Improve Your Workflow with Keyboard Shortcuts
Throughout our workflow we find ourselves repeating regular actions, such as copy and paste or changing browser tabs. We may even use the keyboard for certain actions when we're familiar with the keyboard shortcut. Lite Jot is built from the ground up with simple and intuitive keyboard shortcuts embedded into many of the routine tasks of note-taking. We wanted to take a moment to shine the spotlight on keyboard controls and demonstrate how they can make note-taking much smoother. We've broken this blog post into three pieces: an introduction to keyboard shortcuts in Lite Jot, creating checklists on the fly, and how the tab key can make indenting and breaking lines easier.
Introducing Keyboard Shortcuts
When you first logged in, you may have noticed the keyboard shortcuts hint bar right under the top menu. You may have even hidden it (by clicking the keyboard icon on the blue bar) to make room for your notes. When it's visible, it looks like this:
Depending on where you are focused on in the interface the hint bar will give you a list of shortcuts for that specific area. By "focused," we mean whichever part of the document the page has browser focus. For example, by clicking a textarea on any regular webpage the cursor will begin blinking within it to signify you are focused on that element. As we'll see in further examples, Lite Jot places further emphasis on focused elements by adding a blue accent or background to the element.
We'll start by focusing on the jot textarea. The shortcuts bar will respond with keys we can use to navigate the interface or perform relevant actions:
If we press the left arrow key we'll end up focused on the first topic in the topics column:
We can quickly create a new topic by pressing the "n" key:
When we write a topic title into the box and press enter, Lite Jot will assume we want to start taking notes right away and will bring focus back to the jot textarea:
Creating Checklists with Your Keyboard Is a Breeze
Creating checklists on Lite Jot is already super easy. If you haven't created your own checklist before, no worries! We're going to walk through the process of creating one while using keyboard shortcuts to demonstrate just how fast the process can be.
Lite Jot supports different jot types: standard (i.e., plain text) jots, heading jots, checklist jots, email tag jots, and some more to come. Underneath the jot textarea are tabs that change which kind of jot you're creating.
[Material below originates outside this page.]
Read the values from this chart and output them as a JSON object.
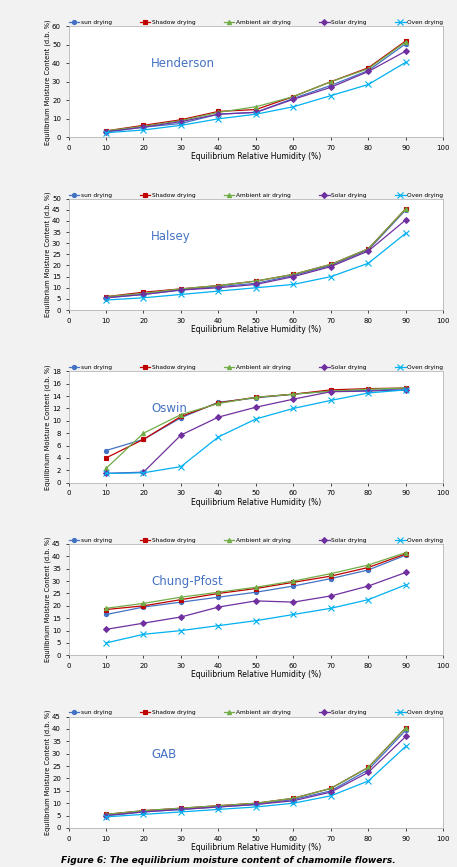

To switch tabs using your keyboard (alternatively, you could just click the checklist tab, but you may find the keyboard more convenient), use the following process (also indicated in the keyboard shortcuts bar):
- Press the down arrow from the jot textarea to enter the jot tab area.
- Use the left and right arrow keys to toggle tabs.
- Press the up arrow to go back to typing.
Below is a screenshot showing that we are now in the checklist tab:
Right now, there's only one checkbox and a line next to it to type in. When we start typing, Lite Jot will add another blank item underneath, such as in the screenshot below:
In the screenshot above, within the keyboard shortcuts is the option to go down to the next item. If we press the down arrow, we'll end up on the next line. When we start typing, yet another blank item will show up and this process will repeat itself until we've exhausted our todo list or whatever it is we are creating a checklist for. Then we can press return (enter) and our checklist will be saved. The blank item that pops up automatically at the bottom while creating new checklists will not be saved. Here's what our beautifully simple checklist looks like now:
Indentation and Line Breaks with the Tab Key
There's many instances where we need to indent and break lines. One example is writing an organized outline. Lite Jot supports the tab key in the standard (plain text) jots textarea. In addition to making indentation possible, we realized that line breaking with shift+return is not very smooth and can lead to accidental saving of a jot (because pressing return will save your jot). We thought about this one long and hard, and decided to combine both indentation and line breaking into the tab key's functionality. We'll walk through how the tab key, while simple, can make your workflow a bit easier.
Imagine you're writing your outline using a standard (plain text) jot. You write the heading of a section, and then the next item within that heading will probably be indented once on the next line. Instead of pressing shift+return, pressing tab will bring you to the next line. Lite Jot knows you're probably not going to try to indent on the same line after written text. Let's see a screenshot:
Now we are on the second line of our jot, and the line is blank. Pressing tab on a blank line will actually add indentation because no text has been written yet. You can then write text and repeat the process until you decide to save your jot. Here's an example:
Consider Using Keyboard Shortcuts to Improve Productivity
With Lite Jot, you can eliminate much of the mouse-clicking from your note-taking tasks. Sifting through folders and topics is incredibly quick with Lite Jot. No more clicking through items in your notes to find them. You can scroll through your jots (by holding down the up and down arrows), edit jots, topics, and folders quickly, and as you've seen in this tutorial, speedily create checklists with minimal effort. We also saw how the tab key adds convenience to standard jots to make indenting and breaking lines simpler. By incorporating these tips into your workflow, taking notes with Lite Jot can be even faster!